US 11,883,903 B2
Method and appliance for cutting materials by multi-beam femtosecond laser
Konstantin Mishchik, Bordeaux (FR); John Lopez, Gradignan (FR); Rainer Kling, Cestas (FR); Clémentine Javaux-Leger, Leognan (FR); Guillaume Duchateau, Pessac (FR); and Ophélie Dematteo-Caulier, Ychoux (FR)
Assigned to AMPLITUDE, Pessac (FR); CENTRE NATIONAL DE LA RECHERCHE SCIENTIFIQUE, Paris (FR); UNIVERSITE DE BORDEAUX, Bordeaux (FR); and ALPHANOV INSTITUT D'OPTIQUE D'AQUITAINE, Talence (FR)
Appl. No. 16/320,585
Filed by AMPLITUDE SYSTEMES, Pessac (FR); CENTRE NATIONAL DE LA RECHERCHE SCIENTIFIQUE, Paris (FR); UNIVERSITE DE BORDEAUX, Bordeaux (FR); and ALPHANOV INSTITUT D'OPTIQUE D'AQUITAINE, Talence (FR)

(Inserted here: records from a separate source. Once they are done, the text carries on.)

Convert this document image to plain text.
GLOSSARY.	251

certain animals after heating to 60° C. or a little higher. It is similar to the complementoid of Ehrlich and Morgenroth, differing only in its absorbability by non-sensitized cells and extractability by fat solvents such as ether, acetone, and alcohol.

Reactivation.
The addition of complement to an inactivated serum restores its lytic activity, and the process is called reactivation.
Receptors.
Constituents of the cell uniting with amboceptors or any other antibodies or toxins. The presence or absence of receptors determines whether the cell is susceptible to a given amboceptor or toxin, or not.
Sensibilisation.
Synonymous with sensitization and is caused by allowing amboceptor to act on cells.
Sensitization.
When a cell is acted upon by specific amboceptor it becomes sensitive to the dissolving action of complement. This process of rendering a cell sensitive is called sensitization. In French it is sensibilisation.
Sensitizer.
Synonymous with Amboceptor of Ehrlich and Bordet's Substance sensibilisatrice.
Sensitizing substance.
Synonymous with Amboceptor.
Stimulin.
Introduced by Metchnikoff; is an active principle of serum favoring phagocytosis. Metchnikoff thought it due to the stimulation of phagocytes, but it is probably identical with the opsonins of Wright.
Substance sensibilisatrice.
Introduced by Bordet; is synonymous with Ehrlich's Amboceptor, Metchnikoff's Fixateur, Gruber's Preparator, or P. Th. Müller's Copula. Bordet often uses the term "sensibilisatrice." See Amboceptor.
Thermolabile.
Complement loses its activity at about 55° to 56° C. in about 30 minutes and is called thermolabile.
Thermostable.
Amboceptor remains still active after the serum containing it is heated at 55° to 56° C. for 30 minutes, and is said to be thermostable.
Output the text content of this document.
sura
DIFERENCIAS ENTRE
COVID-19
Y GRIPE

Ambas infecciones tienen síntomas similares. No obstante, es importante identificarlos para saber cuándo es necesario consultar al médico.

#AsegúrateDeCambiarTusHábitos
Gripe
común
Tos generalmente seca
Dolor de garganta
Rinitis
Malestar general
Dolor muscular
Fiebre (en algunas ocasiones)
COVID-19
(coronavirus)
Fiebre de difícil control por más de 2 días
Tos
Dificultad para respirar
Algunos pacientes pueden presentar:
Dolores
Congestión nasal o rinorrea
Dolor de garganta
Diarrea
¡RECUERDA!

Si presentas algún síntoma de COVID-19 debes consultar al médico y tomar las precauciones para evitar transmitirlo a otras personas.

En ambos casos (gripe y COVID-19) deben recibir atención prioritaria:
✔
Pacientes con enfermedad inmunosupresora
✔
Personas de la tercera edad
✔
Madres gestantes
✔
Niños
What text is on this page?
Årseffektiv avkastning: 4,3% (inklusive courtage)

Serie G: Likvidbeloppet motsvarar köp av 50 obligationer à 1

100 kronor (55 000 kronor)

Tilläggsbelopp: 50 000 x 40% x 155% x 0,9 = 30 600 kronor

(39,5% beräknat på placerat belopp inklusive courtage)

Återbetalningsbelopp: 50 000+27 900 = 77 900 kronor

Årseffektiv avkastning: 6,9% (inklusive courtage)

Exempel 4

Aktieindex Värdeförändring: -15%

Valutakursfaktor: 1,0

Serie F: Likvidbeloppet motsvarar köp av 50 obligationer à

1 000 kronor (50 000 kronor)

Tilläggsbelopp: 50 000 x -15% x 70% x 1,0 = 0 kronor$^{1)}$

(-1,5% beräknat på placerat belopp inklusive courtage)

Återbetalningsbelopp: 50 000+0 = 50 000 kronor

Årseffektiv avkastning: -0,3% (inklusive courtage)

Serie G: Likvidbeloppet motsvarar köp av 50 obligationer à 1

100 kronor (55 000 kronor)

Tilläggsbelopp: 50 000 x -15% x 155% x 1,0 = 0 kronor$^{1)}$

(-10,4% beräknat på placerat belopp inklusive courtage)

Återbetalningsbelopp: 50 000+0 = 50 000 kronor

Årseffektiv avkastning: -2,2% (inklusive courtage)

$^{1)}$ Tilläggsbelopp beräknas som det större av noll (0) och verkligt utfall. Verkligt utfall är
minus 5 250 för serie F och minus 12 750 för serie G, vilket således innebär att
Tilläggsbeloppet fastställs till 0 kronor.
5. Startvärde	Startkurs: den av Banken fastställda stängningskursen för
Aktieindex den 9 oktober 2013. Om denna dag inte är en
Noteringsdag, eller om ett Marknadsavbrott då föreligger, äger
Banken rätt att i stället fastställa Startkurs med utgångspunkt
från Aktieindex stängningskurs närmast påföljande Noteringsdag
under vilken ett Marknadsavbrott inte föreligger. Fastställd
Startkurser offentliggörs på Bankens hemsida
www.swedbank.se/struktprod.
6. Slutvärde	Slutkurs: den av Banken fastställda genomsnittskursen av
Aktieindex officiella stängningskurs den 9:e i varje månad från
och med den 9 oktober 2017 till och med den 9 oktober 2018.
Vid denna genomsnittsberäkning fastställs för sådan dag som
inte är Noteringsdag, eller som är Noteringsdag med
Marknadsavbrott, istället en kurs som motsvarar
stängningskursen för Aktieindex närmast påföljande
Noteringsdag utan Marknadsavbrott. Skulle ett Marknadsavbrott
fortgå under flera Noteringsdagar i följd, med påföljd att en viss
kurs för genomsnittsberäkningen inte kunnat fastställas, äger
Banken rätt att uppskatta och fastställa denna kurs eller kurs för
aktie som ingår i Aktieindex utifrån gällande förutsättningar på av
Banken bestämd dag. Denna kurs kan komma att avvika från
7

PCT Filed Jul. 25, 2017, PCT No. PCT/FR2017/052072
§ 371(c)(1), (2) Date Jan. 25, 2019,
PCT Pub. No. WO2018/020145, PCT Pub. Date Feb. 1, 2018.
Claims priority of application No. 1657138 (FR), filed on Jul. 25, 2016; and application No. 1657139 (FR), filed on Jul. 25, 2016.
Prior Publication US 2019/0283178 A1, Sep. 19, 2019
Int. Cl. B23K 26/0622 (2014.01); B33Y 10/00 (2015.01); B33Y 30/00 (2015.01); B23K 26/359 (2014.01); B23K 26/53 (2014.01); B23K 26/00 (2014.01); B23K 26/06 (2014.01); B23K 26/067 (2006.01); G02B 5/00 (2006.01); G02B 19/00 (2006.01); G02B 27/09 (2006.01); G02B 27/14 (2006.01); B23K 26/38 (2014.01); B23K 103/00 (2006.01)
CPC B23K 26/0624 (2015.10) [B23K 26/0006 (2013.01); B23K 26/0643 (2013.01); B23K 26/0652 (2013.01); B23K 26/0676 (2013.01); B23K 26/359 (2015.10); B23K 26/38 (2013.01); B23K 26/53 (2015.10); B33Y 10/00 (2014.12); B33Y 30/00 (2014.12); G02B 5/001 (2013.01); G02B 19/0047 (2013.01); G02B 27/0927 (2013.01); G02B 27/14 (2013.01); B23K 2103/50 (2018.08)] 8 Claims
OG exemplary drawing
 
1. A method for laser cutting dielectric or semiconductor materials, wherein said method comprises the following steps:
emitting in single-pulse mode at a rate, a laser beam (100) at a wavelength comprised in a spectral band of transparency of the material comprised between 250 nm and 2.2 μm, the laser beam (100) comprising successive bursts of N laser pulses, where N is a natural integer higher than or equal to 2 and lower than or equal to 20, said laser pulses having a duration comprised between 10 and 900 femtoseconds, the N laser pulses of one burst being temporally separated from each other by a time interval defined by a pulse rate of 1 GHz to 10 Ghz and a repetition rate of the successive bursts of N laser pulses being comprised between 1 kHz and 10 MHz;
spatially splitting the laser beam (100) into a first split beam (101) having a first energy distributed along a first optical axis and, respectively, a second split beam (102) having a second energy distributed along a second optical axis distinct from the first optical axis, the first energy and the second energy are lower than 1 mJ and higher than 1 nJ, the first energy and the second energy being higher than a material modification threshold, and wherein an upper limit of the energy domain is fixed by the threshold of damages which are optically viewable, to the naked eye or using an optical microscope;
spatially concentrating the energy of the first split beam (101) in a first area (31) of the material and, simultaneously, that of the second split beam (102) in a second area (32) of the material, the first area (31) and the second area (32) being separated from each other and spaced apart by a distance dx, so as to produce localized modifications in the first area (31) and in the second area (32) without generating material ablation or microbubbles in the material; and
adjusting the distance (dx) between the first area (31) and the second area (32), the distance (dx) being comprised between 1 micrometre and about ten micrometres so as to initiate an oriented rectilinear micro-fracture (45), this micro-fracture (45) being oriented along a predetermined direction extending between the first area (31) and the second area (32).